"Through discussion. Mediation. Compromise." She counts off each option on her fingers, her manicured nails catching the fluorescent light.
I wrinkle my nose. "Boring."
"Effective!" she snaps back, jabbing one finger toward me for emphasis.
We stare at each other across the small breakroom table. Her chest rises and falls rapidly. My breathing remains steady, calm. I could sit here all day, watching the fire build in her eyes, but I suspect she is calculating how many workplace violations she could charge me with if she gave in to the urge to throw that binder at my head.
Her pulse is visible at her throat, a rapid flutter beneath pale skin. Her hands grip the binder so tightly her knuckles have gone white. She is vibrating with contained fury, and I realize with sudden, perfect clarity that this woman does not lose control often.
But I have pushed her to the edge of something she cannot calculate or predict or defend against with protocol and procedure.
And I find that I like it very much indeed.
"You are very beautiful when you are angry," I tell her. It is a simple observation. A truth.
She freezes completely. Every muscle locks. Even her breathing stops for a heartbeat. "What?"
"Your face gets color. Your eyes get brighter. You look alive instead of like a...what is the word? Statue."
"That is the most inappropriate thing you could possibly say right now," she hisses, her voice dropping to something dangerous and low. The color hasn't left her cheeks—if anything, it's deepened, spreading down her neck in blotches that I find oddly fascinating.
"Why?" I ask, genuinely curious. It seems like a reasonable observation to me.
"Because we are talking about you breaking workplace rules!" She gestures emphatically with the binder, nearly smacking it against the table. "We are in the middle of discussing your complete disregard for professional conduct, and you—you?—"
She seems to run out of words, which is unusual for her. She always has words, usually very sharp ones delivered with surgical precision.
"I have not broken anything," I point out reasonably, leaning back in my chair. The plastic creaks under my weight. "Steve is still breathing. I checked."
"He's unconscious!" Her voice climbs an octave, edging toward that pitch that means she's truly losing her grip on her carefully maintained composure.
"Temporarily," I clarify, because this seems like an important distinction. "He will wake up. Probably with a headache, but humans are resilient. He'll be fine by lunch."
Orla makes a sound that might be a growl. She flips the binder to another page. "Section Seven. Theft of personal property."
"I did not steal," I say, crossing my arms over my chest. The suit jacket pulls tight across my shoulders, I hear a small thread pop. "I conquered."
"THAT'S WORSE!" Orla's voice erupts from her throat with such force that I'm momentarily impressed. For someone so small, she can produce remarkable volume when sufficiently provoked.

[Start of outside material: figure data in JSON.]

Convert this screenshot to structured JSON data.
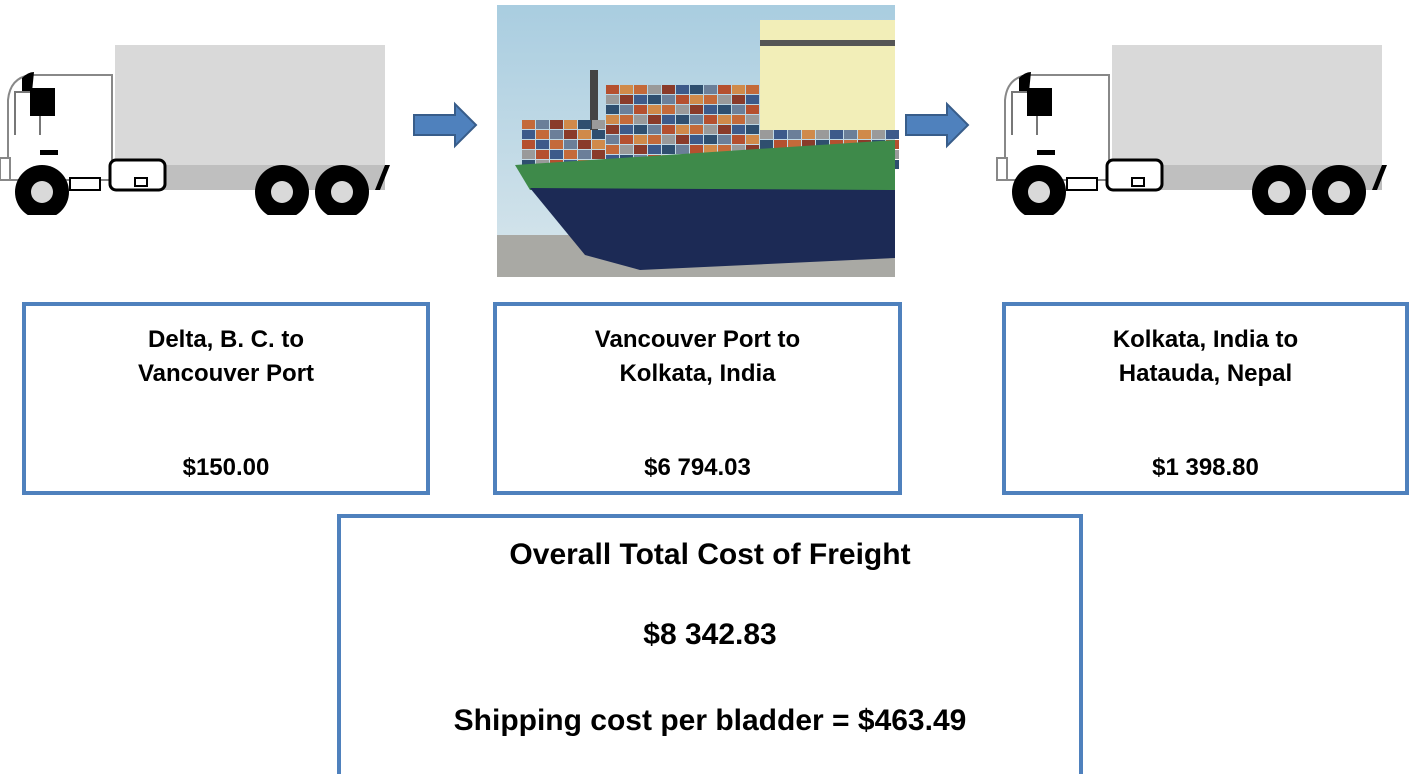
{
  "stages": [
    {
      "label_lines": [
        "Delta, B. C. to",
        "Vancouver Port"
      ],
      "cost": "$150.00"
    },
    {
      "label_lines": [
        "Vancouver Port to",
        "Kolkata, India"
      ],
      "cost": "$6 794.03"
    },
    {
      "label_lines": [
        "Kolkata, India to",
        "Hatauda, Nepal"
      ],
      "cost": "$1 398.80"
    }
  ],
  "total": {
    "title": "Overall Total Cost of Freight",
    "value": "$8 342.83",
    "per_bladder": "Shipping cost per bladder = $463.49"
  }
}
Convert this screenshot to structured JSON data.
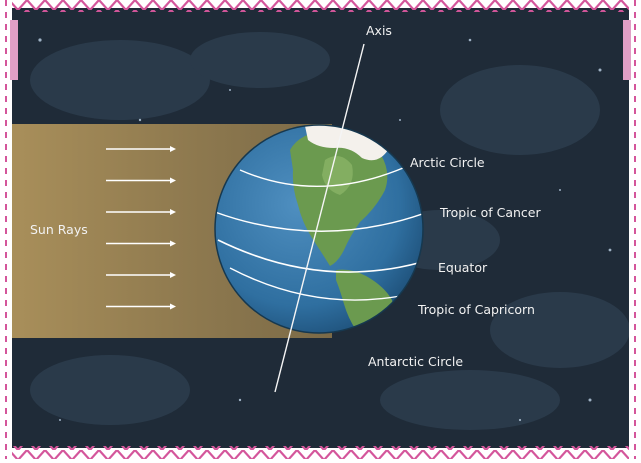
{
  "diagram": {
    "labels": {
      "axis": "Axis",
      "arctic_circle": "Arctic Circle",
      "tropic_of_cancer": "Tropic of Cancer",
      "equator": "Equator",
      "tropic_of_capricorn": "Tropic of Capricorn",
      "antarctic_circle": "Antarctic Circle",
      "sun_rays": "Sun Rays"
    },
    "sun_ray_count": 6,
    "colors": {
      "space": "#1f2b38",
      "sun_band": "#b89a5e",
      "ocean": "#2f6fa0",
      "land": "#6b9a4f",
      "ice": "#f4f1ec",
      "frame_pink": "#d4569b",
      "frame_pink_light": "#e19fc6"
    }
  }
}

Her voice echoes off the breakroom walls, bouncing between the motivational posters about "teamwork" and "synergy" that I still don't fully understand. The fluorescent lights seem to flicker in sympathy with her outburst.

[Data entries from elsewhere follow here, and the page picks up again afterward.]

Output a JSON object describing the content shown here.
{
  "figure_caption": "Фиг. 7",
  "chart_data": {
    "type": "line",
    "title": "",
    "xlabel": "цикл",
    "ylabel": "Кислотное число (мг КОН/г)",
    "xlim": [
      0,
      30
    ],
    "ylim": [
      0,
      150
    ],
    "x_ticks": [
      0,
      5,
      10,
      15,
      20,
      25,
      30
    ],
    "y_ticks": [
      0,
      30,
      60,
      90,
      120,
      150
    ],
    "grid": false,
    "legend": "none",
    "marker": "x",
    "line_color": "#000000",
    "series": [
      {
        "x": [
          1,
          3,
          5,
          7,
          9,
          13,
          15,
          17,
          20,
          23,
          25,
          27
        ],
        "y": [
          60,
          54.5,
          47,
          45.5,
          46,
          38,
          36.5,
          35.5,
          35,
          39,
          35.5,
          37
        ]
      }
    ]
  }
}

Silence falls in the wake of her shout, heavy and expectant.
On the floor beside the vending machine, Steve groans softly and shifts his weight, his fingers twitching against the cheap linoleum. But his eyes remain closed. He doesn't wake.

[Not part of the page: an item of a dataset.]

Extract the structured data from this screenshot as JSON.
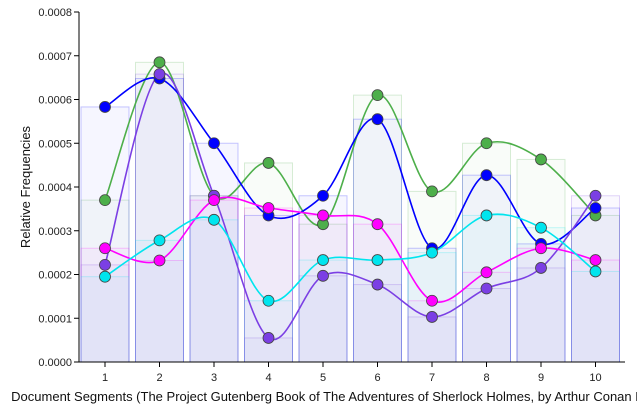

Orla looks down at him, her chest still heaving from the force of her yell. Then she looks at me, her eyes narrowed behind those sharp-edged glasses that somehow make her look even more dangerous. Then she looks at the binder in her hands, that massive tome of rules and regulations that she wields like a holy text.
Then she does something I don't expect.
She laughs.
Not a polite laugh. Not one of those controlled, corporate laughs I've heard her use with the Chieftain—the CEO—during meetings. Not the kind that sounds like it's been practiced in front of a mirror and deployed strategically.
A real one.
Short, sharp, almost painful sounding, like it's been dragged out of her against her will. Like her body has staged a rebellion against her usual iron control and wrested this sound from somewhere deep in her chest where she normally keeps all her genuine reactions locked away.
She covers her mouth with one hand, the one not gripping the binder, but I can see her shoulders shaking. Her eyes squeeze shut behind her glasses.